Our accommodation section shows your accommodation options and highlights how much it costs to live in Portsmouth.
You’ll study up to 6 modules a year. You may have to read several recommended books or textbooks for each module.
You can borrow most of these from the Library. If you buy these, they may cost up to £60 each.
We recommend that you budget £75 a year for photocopying, memory sticks, DVDs and CDs, printing charges, binding and specialist printing.
If your final year includes a major project, there could be cost for transport or accommodation related to your research activities. The amount will depend on the project you choose.

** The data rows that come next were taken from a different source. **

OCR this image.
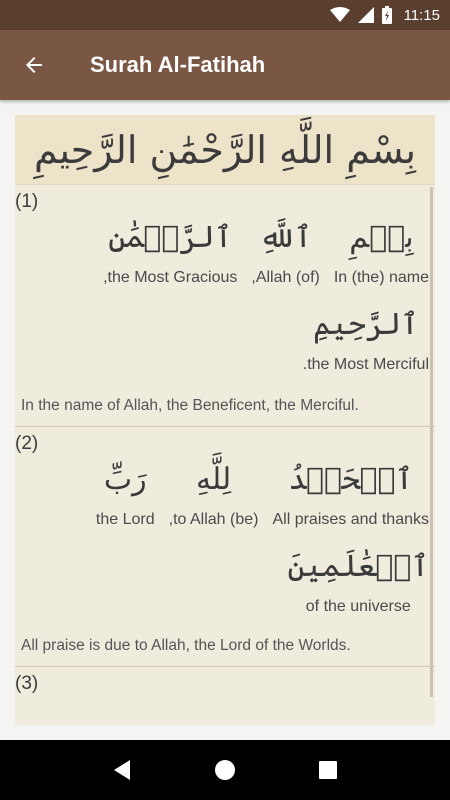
11:15
Surah Al-Fatihah
بِسْمِ اللَّهِ الرَّحْمَٰنِ الرَّحِيمِ
(1)
بِسۡمِ
In (the) name
ٱللَّهِ
(of) Allah,
ٱلرَّحۡمَٰنِ
the Most Gracious,
ٱلرَّحِيمِ
the Most Merciful.
In the name of Allah, the Beneficent, the Merciful.
(2)
ٱلۡحَمۡدُ
All praises and thanks
لِلَّهِ
(be) to Allah,
رَبِّ
the Lord
ٱلۡعَٰلَمِينَ
of the universe
All praise is due to Allah, the Lord of the Worlds.
(3)
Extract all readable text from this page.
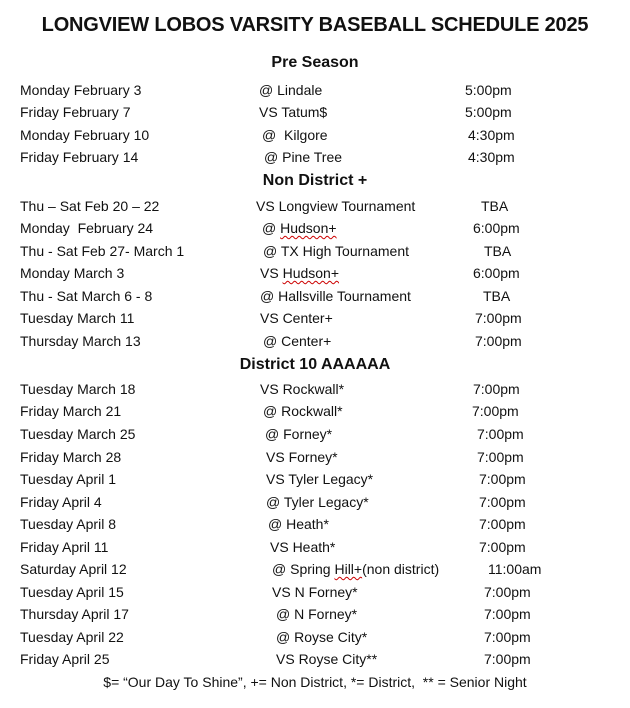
LONGVIEW LOBOS VARSITY BASEBALL SCHEDULE 2025
Pre Season
Monday February 3	@ Lindale	5:00pm
Friday February 7	VS Tatum$	5:00pm
Monday February 10	@  Kilgore	4:30pm
Friday February 14	@ Pine Tree	4:30pm
Non District +
Thu – Sat Feb 20 – 22	VS Longview Tournament	TBA
Monday  February 24	@ Hudson+	6:00pm
Thu - Sat Feb 27- March 1	@ TX High Tournament	TBA
Monday March 3	VS Hudson+	6:00pm
Thu - Sat March 6 - 8	@ Hallsville Tournament	TBA
Tuesday March 11	VS Center+	7:00pm
Thursday March 13	@ Center+	7:00pm
District 10 AAAAAA
Tuesday March 18	VS Rockwall*	7:00pm
Friday March 21	@ Rockwall*	7:00pm
Tuesday March 25	@ Forney*	7:00pm
Friday March 28	VS Forney*	7:00pm
Tuesday April 1	VS Tyler Legacy*	7:00pm
Friday April 4	@ Tyler Legacy*	7:00pm
Tuesday April 8	@ Heath*	7:00pm
Friday April 11	VS Heath*	7:00pm
Saturday April 12	@ Spring Hill+(non district)	11:00am
Tuesday April 15	VS N Forney*	7:00pm
Thursday April 17	@ N Forney*	7:00pm
Tuesday April 22	@ Royse City*	7:00pm
Friday April 25	VS Royse City**	7:00pm
$= “Our Day To Shine”, += Non District, *= District,  ** = Senior Night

You’ll get free safety equipment at the start of the course. However, you may have to pay a small amount to replace lost or damaged equipment.
If you take optional work-based learning units, you’ll need to pay for travel to and from placements, which normally costs around £50.
How to apply
To start this course in 2020, apply through UCAS. You’ll need:
- the UCAS course code – B210
- our institution code – P80
If you’d prefer to apply directly, use our online application form.
You can start your application now and submit it later if you want.
You can also sign up to an Open Day to:
- tour our campus, facilities and halls of residence
- speak with lecturers and chat with our students
- get information about where to live, how to fund your studies and which clubs and societies to join
If you're new to the application process, read our guide on applying for an undergraduate course.
How to apply from outside the UK
If you're from outside of the UK, you can apply for this course through UCAS or apply directly to us (see the 'How to apply' section above for details). You can also get an agent to help with your application. Check your country page for details of agents in your region.
To find out what to include in your application, head to the how to apply page of our international students section.
If you don't meet the English language requirements for this course yet, you can achieve the level you need by successfully completing a pre-sessional English programme before you start your course.